Ronald J. Cathcart, the head of retail risk management at Canadian Imperial Bank of Commerce, is jumping to Washington Mutual Inc. to be its chief enterprise risk officer.

He will make the move from Toronto to Seattle on Dec. 1.

Mr. Cathcart, 53, is well known in the risk management community. He is a member of the Risk Management Association's consumer risk management committee and the executive advisory council of the RBC Centre for Risk Management at Dalhousie University in Halifax, Nova Scotia.

At Wamu, he will oversee the credit, market, and operational risk functions. He will report to Kerry Killinger, the chairman and chief executive officer, and will succeed James Vanasek, 61, who will retire at yearend. Mr. Vanasek has spent almost two years in the position. He joined Wamu in 1999 as the chief credit risk officer.

Mr. Cathcart has worked at CIBC since 2002. He was an executive vice president and the head of retail risk management and oversaw its $120 billion consumer-lending portfolio. From 1999 to 2002 he was the executive vice president of risk management for retail operations at Bank One Corp.

A Royal Hand

The Prince of Wales and the Duchess of Cornwall kicked off their U.S. tour Tuesday by dedicating a memorial garden in downtown Manhattan for British expatriates killed in the Sept. 11 attacks.

More than half of the British victims worked in the financial services sector, and the garden is being built in the financial district's Hanover Square.

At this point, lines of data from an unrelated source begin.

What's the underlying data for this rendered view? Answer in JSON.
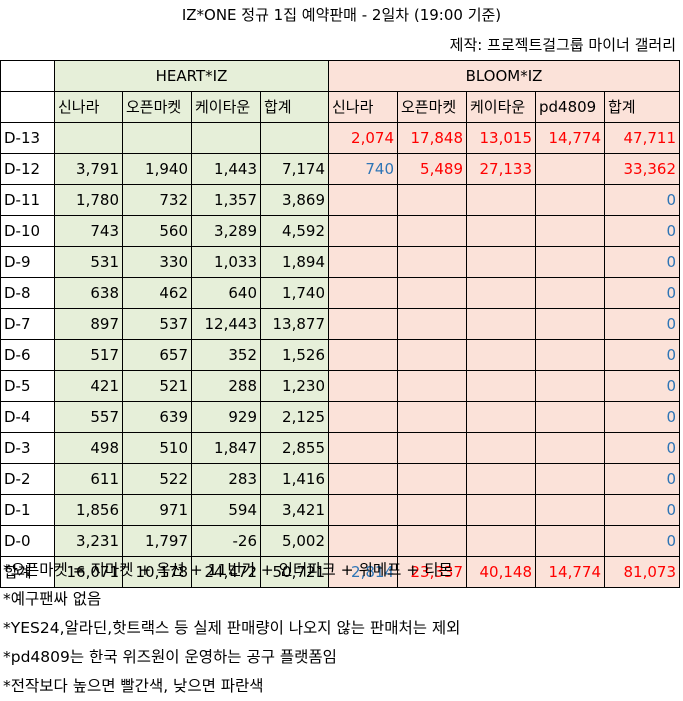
{
  "title": "IZ*ONE 정규 1집 예약판매 - 2일차 (19:00 기준)",
  "credit": "제작: 프로젝트걸그룹 마이너 갤러리",
  "groups": {
    "heart": "HEART*IZ",
    "bloom": "BLOOM*IZ"
  },
  "heart_columns": [
    "신나라",
    "오픈마켓",
    "케이타운",
    "합계"
  ],
  "bloom_columns": [
    "신나라",
    "오픈마켓",
    "케이타운",
    "pd4809",
    "합계"
  ],
  "colors": {
    "green_bg": "#e6efd9",
    "pink_bg": "#fbe2d9",
    "higher": "#ff0000",
    "lower": "#2e75b6"
  },
  "rows": [
    {
      "day": "D-13",
      "heart": [
        "",
        "",
        "",
        ""
      ],
      "bloom": [
        "2,074",
        "17,848",
        "13,015",
        "14,774",
        "47,711"
      ],
      "bloom_colors": [
        "red",
        "red",
        "red",
        "red",
        "red"
      ]
    },
    {
      "day": "D-12",
      "heart": [
        "3,791",
        "1,940",
        "1,443",
        "7,174"
      ],
      "bloom": [
        "740",
        "5,489",
        "27,133",
        "",
        "33,362"
      ],
      "bloom_colors": [
        "blue",
        "red",
        "red",
        "",
        "red"
      ]
    },
    {
      "day": "D-11",
      "heart": [
        "1,780",
        "732",
        "1,357",
        "3,869"
      ],
      "bloom": [
        "",
        "",
        "",
        "",
        "0"
      ],
      "bloom_colors": [
        "",
        "",
        "",
        "",
        "blue"
      ]
    },
    {
      "day": "D-10",
      "heart": [
        "743",
        "560",
        "3,289",
        "4,592"
      ],
      "bloom": [
        "",
        "",
        "",
        "",
        "0"
      ],
      "bloom_colors": [
        "",
        "",
        "",
        "",
        "blue"
      ]
    },
    {
      "day": "D-9",
      "heart": [
        "531",
        "330",
        "1,033",
        "1,894"
      ],
      "bloom": [
        "",
        "",
        "",
        "",
        "0"
      ],
      "bloom_colors": [
        "",
        "",
        "",
        "",
        "blue"
      ]
    },
    {
      "day": "D-8",
      "heart": [
        "638",
        "462",
        "640",
        "1,740"
      ],
      "bloom": [
        "",
        "",
        "",
        "",
        "0"
      ],
      "bloom_colors": [
        "",
        "",
        "",
        "",
        "blue"
      ]
    },
    {
      "day": "D-7",
      "heart": [
        "897",
        "537",
        "12,443",
        "13,877"
      ],
      "bloom": [
        "",
        "",
        "",
        "",
        "0"
      ],
      "bloom_colors": [
        "",
        "",
        "",
        "",
        "blue"
      ]
    },
    {
      "day": "D-6",
      "heart": [
        "517",
        "657",
        "352",
        "1,526"
      ],
      "bloom": [
        "",
        "",
        "",
        "",
        "0"
      ],
      "bloom_colors": [
        "",
        "",
        "",
        "",
        "blue"
      ]
    },
    {
      "day": "D-5",
      "heart": [
        "421",
        "521",
        "288",
        "1,230"
      ],
      "bloom": [
        "",
        "",
        "",
        "",
        "0"
      ],
      "bloom_colors": [
        "",
        "",
        "",
        "",
        "blue"
      ]
    },
    {
      "day": "D-4",
      "heart": [
        "557",
        "639",
        "929",
        "2,125"
      ],
      "bloom": [
        "",
        "",
        "",
        "",
        "0"
      ],
      "bloom_colors": [
        "",
        "",
        "",
        "",
        "blue"
      ]
    },
    {
      "day": "D-3",
      "heart": [
        "498",
        "510",
        "1,847",
        "2,855"
      ],
      "bloom": [
        "",
        "",
        "",
        "",
        "0"
      ],
      "bloom_colors": [
        "",
        "",
        "",
        "",
        "blue"
      ]
    },
    {
      "day": "D-2",
      "heart": [
        "611",
        "522",
        "283",
        "1,416"
      ],
      "bloom": [
        "",
        "",
        "",
        "",
        "0"
      ],
      "bloom_colors": [
        "",
        "",
        "",
        "",
        "blue"
      ]
    },
    {
      "day": "D-1",
      "heart": [
        "1,856",
        "971",
        "594",
        "3,421"
      ],
      "bloom": [
        "",
        "",
        "",
        "",
        "0"
      ],
      "bloom_colors": [
        "",
        "",
        "",
        "",
        "blue"
      ]
    },
    {
      "day": "D-0",
      "heart": [
        "3,231",
        "1,797",
        "-26",
        "5,002"
      ],
      "bloom": [
        "",
        "",
        "",
        "",
        "0"
      ],
      "bloom_colors": [
        "",
        "",
        "",
        "",
        "blue"
      ]
    }
  ],
  "total": {
    "label": "합계",
    "heart": [
      "16,071",
      "10,178",
      "24,472",
      "50,721"
    ],
    "bloom": [
      "2,814",
      "23,337",
      "40,148",
      "14,774",
      "81,073"
    ],
    "bloom_colors": [
      "blue",
      "red",
      "red",
      "red",
      "red"
    ]
  },
  "notes": [
    "*오픈마켓 = 지마켓 + 옥션 + 11번가 + 인터파크 + 위메프 + 티몬",
    "*예구팬싸 없음",
    "*YES24,알라딘,핫트랙스 등 실제 판매량이 나오지 않는 판매처는 제외",
    "*pd4809는 한국 위즈원이 운영하는 공구 플랫폼임",
    "*전작보다 높으면 빨간색, 낮으면 파란색"
  ]
}
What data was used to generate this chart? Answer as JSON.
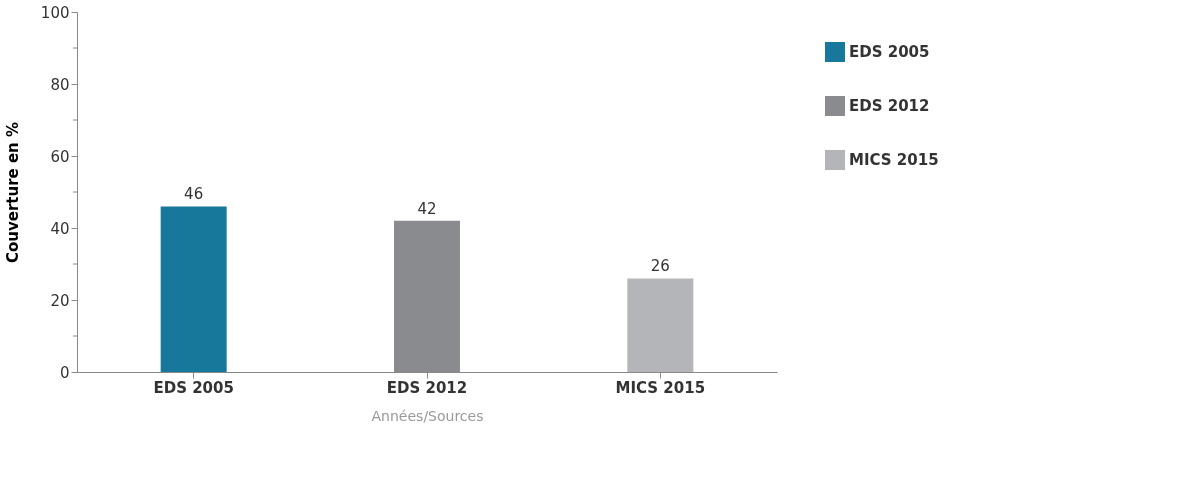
{
  "chart_data": {
    "type": "bar",
    "categories": [
      "EDS 2005",
      "EDS 2012",
      "MICS 2015"
    ],
    "series": [
      {
        "name": "EDS 2005",
        "color": "#17789c",
        "values": [
          46,
          null,
          null
        ]
      },
      {
        "name": "EDS 2012",
        "color": "#8a8b8f",
        "values": [
          null,
          42,
          null
        ]
      },
      {
        "name": "MICS 2015",
        "color": "#b4b5b9",
        "values": [
          null,
          null,
          26
        ]
      }
    ],
    "xlabel": "Années/Sources",
    "ylabel": "Couverture en %",
    "ylim": [
      0,
      100
    ],
    "yticks": [
      0,
      {
        "value": 10,
        "label": null
      },
      20,
      {
        "value": 30,
        "label": null
      },
      40,
      {
        "value": 50,
        "label": null
      },
      60,
      {
        "value": 70,
        "label": null
      },
      80,
      {
        "value": 90,
        "label": null
      },
      100
    ],
    "data_labels": true,
    "legend": "right",
    "grid": false
  }
}
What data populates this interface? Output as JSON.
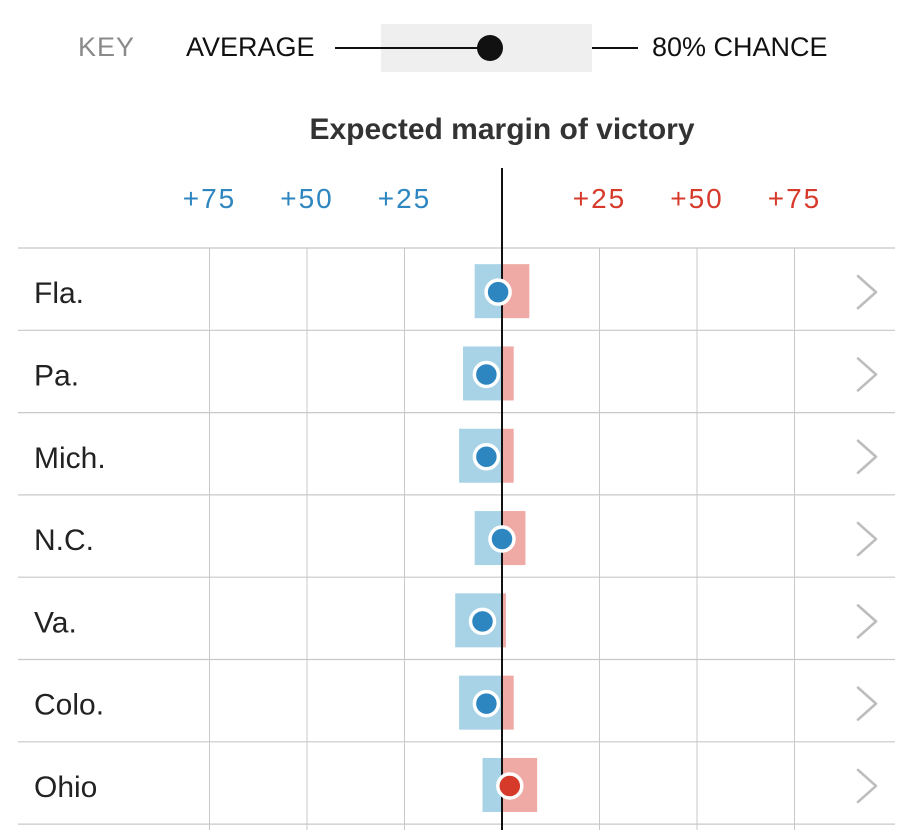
{
  "key": {
    "title": "KEY",
    "average_label": "AVERAGE",
    "chance_label": "80% CHANCE"
  },
  "colors": {
    "dem": "#2e86c1",
    "rep": "#d63a2b",
    "dem_range": "#a8d3e6",
    "rep_range": "#efaaa5",
    "grid": "#c8c8c8",
    "chevron": "#bdbdbd"
  },
  "chart_data": {
    "type": "range-dot",
    "title": "Expected margin of victory",
    "xlim": [
      -100,
      100
    ],
    "ticks": [
      {
        "value": -75,
        "label": "+75",
        "party": "dem"
      },
      {
        "value": -50,
        "label": "+50",
        "party": "dem"
      },
      {
        "value": -25,
        "label": "+25",
        "party": "dem"
      },
      {
        "value": 25,
        "label": "+25",
        "party": "rep"
      },
      {
        "value": 50,
        "label": "+50",
        "party": "rep"
      },
      {
        "value": 75,
        "label": "+75",
        "party": "rep"
      }
    ],
    "series": [
      {
        "state": "Fla.",
        "average": -1,
        "low": -7,
        "high": 7
      },
      {
        "state": "Pa.",
        "average": -4,
        "low": -10,
        "high": 3
      },
      {
        "state": "Mich.",
        "average": -4,
        "low": -11,
        "high": 3
      },
      {
        "state": "N.C.",
        "average": 0,
        "low": -7,
        "high": 6
      },
      {
        "state": "Va.",
        "average": -5,
        "low": -12,
        "high": 1
      },
      {
        "state": "Colo.",
        "average": -4,
        "low": -11,
        "high": 3
      },
      {
        "state": "Ohio",
        "average": 2,
        "low": -5,
        "high": 9
      }
    ]
  }
}
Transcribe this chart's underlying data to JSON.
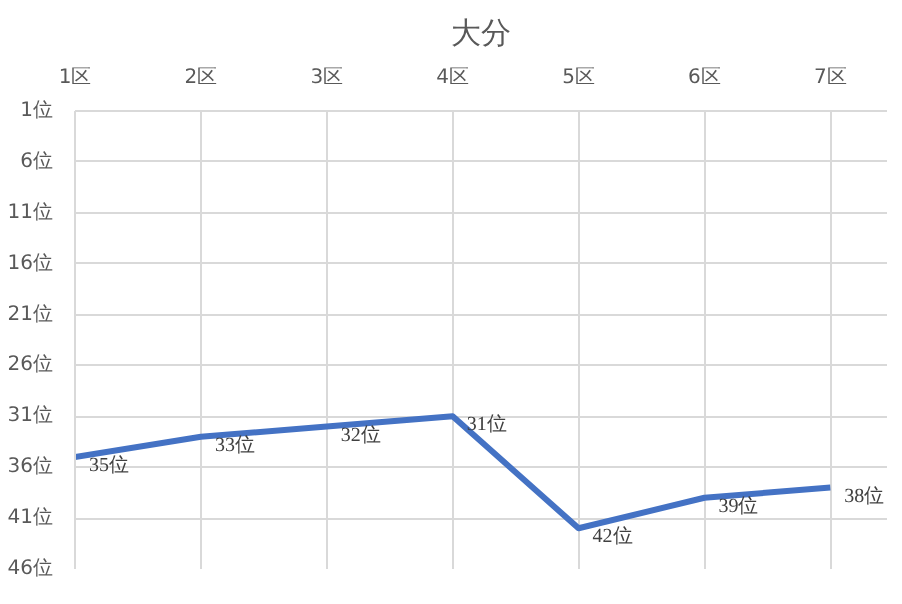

"The British Anglo-Saxon American community is giving New York a garden, which will honor the 67 British victims of the attacks, but also celebrate the historical relationship linking the two countries," Camilla Hellman, the president of British Memorial Garden Trust Inc.

"It was wonderful that at this point that the Prince of Wales was able to come and visit us and dedicate the park by unveiling a center stone which will forever memorialize his visit to us."

Ms. Hellman said the organization is more than halfway to its goal of raising $6.75 million, and it plans to hold several fund-raising events, including one in February where the honorees will include Barclays PLC chairman Matthew Barrett. Construction of the garden is expected to be completed next summer.

New Citi Exec

Citigroup Inc. has hired Shengman Zhang, 48, to chair its public-sector group.

He will succeed Stanley Fischer, who left last summer to be a governor at the Bank of Israel.

Mr. Zhang, a Chinese national, will start his new job in January with the title vice chairman of global banking in Citi's corporate and investment bank. He will be based in New York and will report to Michael Klein, Citi's chief executive of global banking.

Mr. Zhang will meet with clients of the public-sector group, which includes governments and multinational corporations, and assist Citigroup with its emerging-market growth strategies and risk analysis.

Dimon Honored

The Boys' Club of New York honored James Dimon on Wednesday night by presenting him with its 2005 Harriman Award.

Named after Edward H. Harriman, the Wall Street and railroad tycoon who founded the group, the award was presented at the All Sports Hall of Fame 30th anniversary dinner, a black-tie event at the Waldorf-Astoria Hotel, where sporting legends such as the Chicago Bears great Gale Sayers and the Cleveland Browns star Jim Brown were inducted.

It was a night chock full of speeches, and the JPMorgan Chase & Co. president and chief operating officer kept his acceptance under two minutes; he mainly praised the group and the work his wife, Judy, has done with it.

The Harriman award dates back to 1976; BlackRock Inc. chairman and CEO Laurence D. Fink won last year.